The Alchemy of Empire is an interdisciplinary study, and it is necessary to recognise that Sudan’s research occupies a niche area of scholarship on Enlightenment science. On the one hand the book contributes to the transnational turn in the historiography of British history, on the other hand its sustained literary focus offers a sophisticated analysis of the symbolic significance of colonial technologies in eighteenth-, nineteenth- and twentieth-century English literature. Moreover, Sudan frames both her historical and literary analyses within the paradigm of alchemy. The unique nature of Sudan’s study can be somewhat disorientating for the reader. The Alchemy of Empire shifts between its historical and literary focuses; for instance, Chapter Two is almost entirely centred on the historical significance of mortar and nutmegs in the British Fort St George in Madras, whilst Chapter Five is largely an in-depth literary analysis of the role of court plasters and paper in Jane Austen’s Emma. One would hardly expect to find these examples of historical and literary expertise alongside one another in the same book. The result is that it can be difficult to follow Sudan’s argument from cover to cover; a historian, for instance, may find Sudan’s literary analysis – which is in parts esoteric – difficult to decipher.

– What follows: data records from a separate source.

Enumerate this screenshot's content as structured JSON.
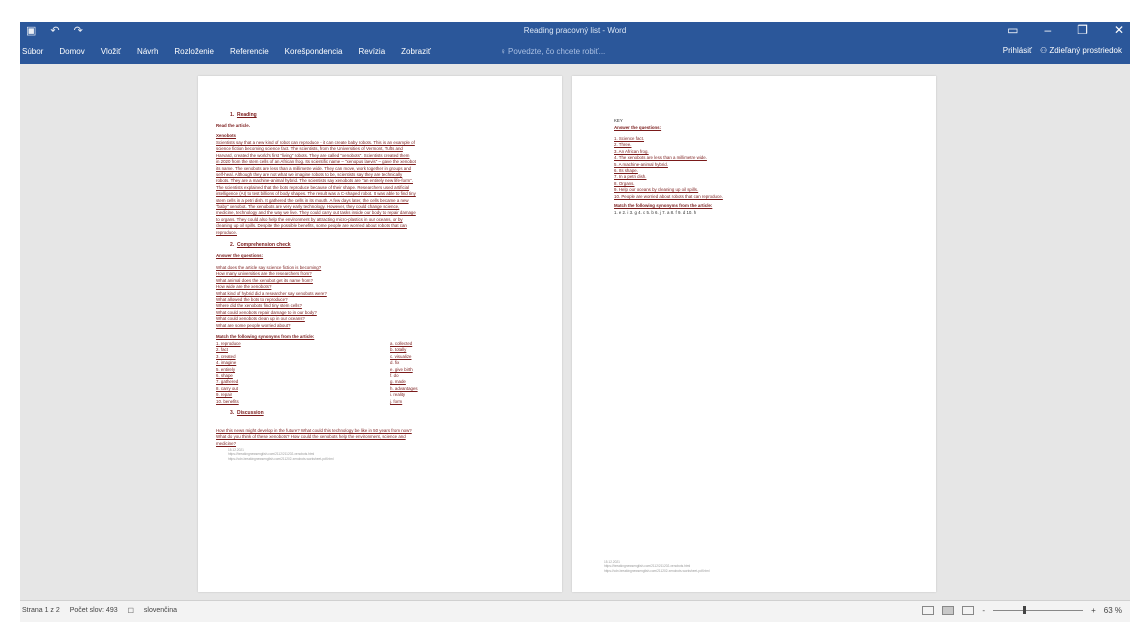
{
  "app": {
    "title": "Reading pracovný list - Word",
    "qat_icons": [
      "save-icon",
      "undo-icon",
      "redo-icon"
    ],
    "window_controls": [
      "ribbon-display-icon",
      "minimize-icon",
      "restore-icon",
      "close-icon"
    ],
    "accent_color": "#2b579a"
  },
  "ribbon": {
    "tabs": [
      "Súbor",
      "Domov",
      "Vložiť",
      "Návrh",
      "Rozloženie",
      "Referencie",
      "Korešpondencia",
      "Revízia",
      "Zobraziť"
    ],
    "tell_me_placeholder": "Povedzte, čo chcete robiť...",
    "signin": "Prihlásiť",
    "share": "Zdieľaný prostriedok"
  },
  "page1": {
    "s1_number": "1.",
    "s1_title": "Reading",
    "s1_instruction": "Read the article.",
    "article_title": "Xenobots",
    "article_lines": [
      "Scientists say that a new kind of robot can reproduce - it can create baby robots. This is an example of",
      "science fiction becoming science fact. The scientists, from the Universities of Vermont, Tufts and",
      "Harvard, created the world's first \"living\" robots. They are called \"xenobots\". Scientists created them",
      "in 2020 from the stem cells of an African frog. Its scientific name – \"xenopus laevis\" – gave the xenobot",
      "its name. The xenobots are less than a millimetre wide. They can move, work together in groups and",
      "self-heal. Although they are not what we imagine robots to be, scientists say they are technically",
      "robots. They are a machine-animal hybrid. The scientists say xenobots are \"an entirely new life-form\".",
      "The scientists explained that the bots reproduce because of their shape. Researchers used artificial",
      "intelligence (AI) to test billions of body shapes. The result was a C-shaped robot. It was able to find tiny",
      "stem cells in a petri dish. It gathered the cells in its mouth. A few days later, the cells became a new",
      "\"baby\" xenobot. The xenobots are very early technology. However, they could change science,",
      "medicine, technology and the way we live. They could carry out tasks inside our body to repair damage",
      "to organs. They could also help the environment by attracting micro-plastics in our oceans, or by",
      "cleaning up oil spills. Despite the possible benefits, some people are worried about robots that can",
      "reproduce."
    ],
    "s2_number": "2.",
    "s2_title": "Comprehension check",
    "s2_instruction": "Answer the questions:",
    "questions": [
      "What does the article say science fiction is becoming?",
      "How many universities are the researchers from?",
      "What animal does the xenobot get its name from?",
      "How wide are the xenobots?",
      "What kind of hybrid did a researcher say xenobots were?",
      "What allowed the bots to reproduce?",
      "Where did the xenobots find tiny stem cells?",
      "What could xenobots repair damage to in our body?",
      "What could xenobots clean up in our oceans?",
      "What are some people worried about?"
    ],
    "match_title": "Match the following synonyms from the article:",
    "match_left": [
      "1. reproduce",
      "2. fact",
      "3. created",
      "4. imagine",
      "5. entirely",
      "6. shape",
      "7. gathered",
      "8. carry out",
      "9. repair",
      "10. benefits"
    ],
    "match_right": [
      "a. collected",
      "b. totally",
      "c. visualize",
      "d. fix",
      "e. give birth",
      "f. do",
      "g. made",
      "h. advantages",
      "i. reality",
      "j. form"
    ],
    "s3_number": "3.",
    "s3_title": "Discussion",
    "discussion_lines": [
      "How this news might develop in the future? What could this technology be like in 50 years from now?",
      "What do you think of these xenobots? How could the xenobots help the environment, science and",
      "medicine?"
    ],
    "footer_lines": [
      "15.12.2021",
      "https://breakingnewsenglish.com/2112/211202-xenobots.html",
      "https://cdn.breakingnewsenglish.com/211202-xenobots-worksheet-pdf.html"
    ]
  },
  "page2": {
    "key_label": "KEY",
    "answers_title": "Answer the questions:",
    "answers": [
      "1. Science fact.",
      "2. Three.",
      "3. An African frog.",
      "4. The xenobots are less than a millimetre wide.",
      "5. A machine-animal hybrid.",
      "6. Its shape.",
      "7. In a petri dish.",
      "8. Organs.",
      "9. Help our oceans by cleaning up oil spills.",
      "10. People are worried about robots that can reproduce."
    ],
    "match_title": "Match the following synonyms from the article:",
    "match_answers": "1. e 2. i 3. g 4. c 5. b 6. j 7. a 8. f 9. d 10. h",
    "footer_lines": [
      "15.12.2021",
      "https://breakingnewsenglish.com/2112/211202-xenobots.html",
      "https://cdn.breakingnewsenglish.com/211202-xenobots-worksheet-pdf.html"
    ]
  },
  "status": {
    "page": "Strana 1 z 2",
    "words": "Počet slov: 493",
    "language": "slovenčina",
    "zoom": "63 %",
    "zoom_minus": "-",
    "zoom_plus": "+",
    "zoom_level": 0.33
  }
}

Nevertheless, Sudan successfully ties these different styles together through the theme of colonial technology and her interdisciplinary approach is particularly successful where she neatly integrates literary sources into her historical analysis, such as using Burmese Days as a stimulus for her discussions on ice and inoculation. Given its interdisciplinary scope, therefore, The Alchemy of Empire will be a valuable point of reference for a range of scholars.